Why Domain Provenance Matters
A benchmark is only as credible as its underlying data. LegalChain draws exclusively from publicly available, academically validated sources. We do not use proprietary annotations, crowd-sourced labels, or synthetic training data.
Verifiability
Any researcher can reconstruct our corpus from original sources. We publish exact source files and transformation scripts.
Authority
Every source is peer-reviewed or published by official government institutions like the SCDB or Harvard Library.
Stability
Academic datasets change with version control, unlike commercial databases that drift without preserving state.
Primary Data Sources
The LegalChain corpus is synthesized from four primary authoritative libraries.
Supreme Court Database (SCDB)
The foundation of the anchor corpus. Coverage of 29,021 cases (1791–2021) with 55 standardized variables including decision date, voting alignment, and case names.
Caselaw Access Project (CAP)
The first complete digitization of American case law. We extract 43,043 federal appellate and district court opinions cited directly by the Supreme Court.

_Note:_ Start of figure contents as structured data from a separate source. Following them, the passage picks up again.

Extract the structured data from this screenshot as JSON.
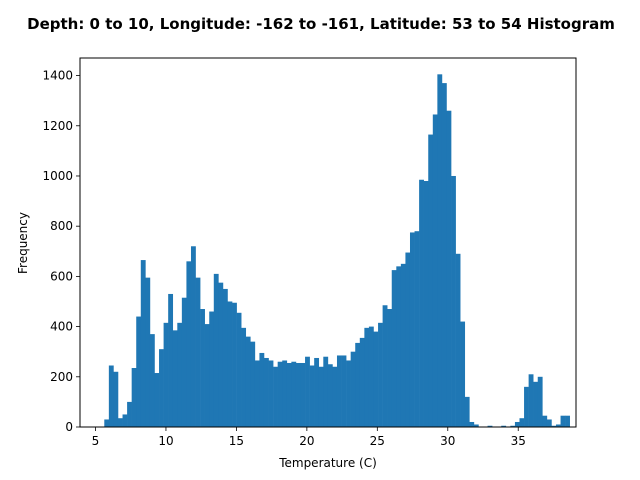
{
  "chart_data": {
    "type": "histogram",
    "title": "Depth: 0 to 10, Longitude: -162 to -161, Latitude: 53 to 54 Histogram",
    "xlabel": "Temperature (C)",
    "ylabel": "Frequency",
    "xlim": [
      3.9,
      39.1
    ],
    "ylim": [
      0,
      1470
    ],
    "xticks": [
      5,
      10,
      15,
      20,
      25,
      30,
      35
    ],
    "yticks": [
      0,
      200,
      400,
      600,
      800,
      1000,
      1200,
      1400
    ],
    "bar_color": "#1f77b4",
    "bin_start": 5.3,
    "bin_width": 0.3238,
    "counts": [
      0,
      30,
      245,
      220,
      35,
      50,
      100,
      235,
      440,
      665,
      595,
      370,
      215,
      310,
      415,
      530,
      385,
      415,
      515,
      660,
      720,
      595,
      470,
      410,
      460,
      610,
      575,
      550,
      500,
      495,
      455,
      395,
      360,
      340,
      265,
      295,
      275,
      265,
      240,
      260,
      265,
      255,
      260,
      255,
      255,
      280,
      245,
      275,
      240,
      280,
      250,
      240,
      285,
      285,
      265,
      300,
      335,
      355,
      395,
      400,
      380,
      415,
      485,
      470,
      625,
      640,
      650,
      695,
      775,
      780,
      985,
      980,
      1165,
      1245,
      1405,
      1370,
      1260,
      1000,
      690,
      420,
      120,
      20,
      10,
      0,
      0,
      5,
      0,
      0,
      5,
      0,
      5,
      20,
      35,
      160,
      210,
      180,
      200,
      45,
      30,
      5,
      10,
      45,
      45
    ]
  }
}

NW Fowler Authority Scores
Eigenvector centrality measures for 27,846 cases, providing a continuous importance score (0.0–1.0) rather than binary classifications.
TR Shepard's treatment Citations
5.7 million citation edges labeled with treatment semantics (Followed, Overruled, Distinguished) to evaluate relational reasoning.
Derived Artifacts
Raw data is transformed into resolution maps and ground-truth vectors used for evaluation scoring.
| Artifact / Map | Coverage | Status |
|---|---|---|
| SCOTUS-to-SCOTUS | 323,404 citations | Verified |
| SCOTUS-to-CAP | 55,534 citations | Verified |
| Precedent Validity Map | 288 overrulings | Annotated |
| Hallucination Scopes | 1,000 fake cases | Synthetic |
Corpus Constraints
To ensure high precision and avoid model leakage, we apply strict exclusion rules.
No Westlaw or Lexis editorial annotations that would break redistribution rights.
Fixed temporal cutoff prevents modern cases from leaking into model evaluation.
Zero reliance on mechanical turk or low-expertise labels for legal ground truth.
Exclusively limited to the Federal Case Law universe for high precision evaluation.
Storage & Stability
The total LegalChain runtime inventory occupies **3.7 GB**. This represents a 94% reduction from the raw 24 GB CAP corpus, achieved by surgical extraction of only relevant precedential anchors.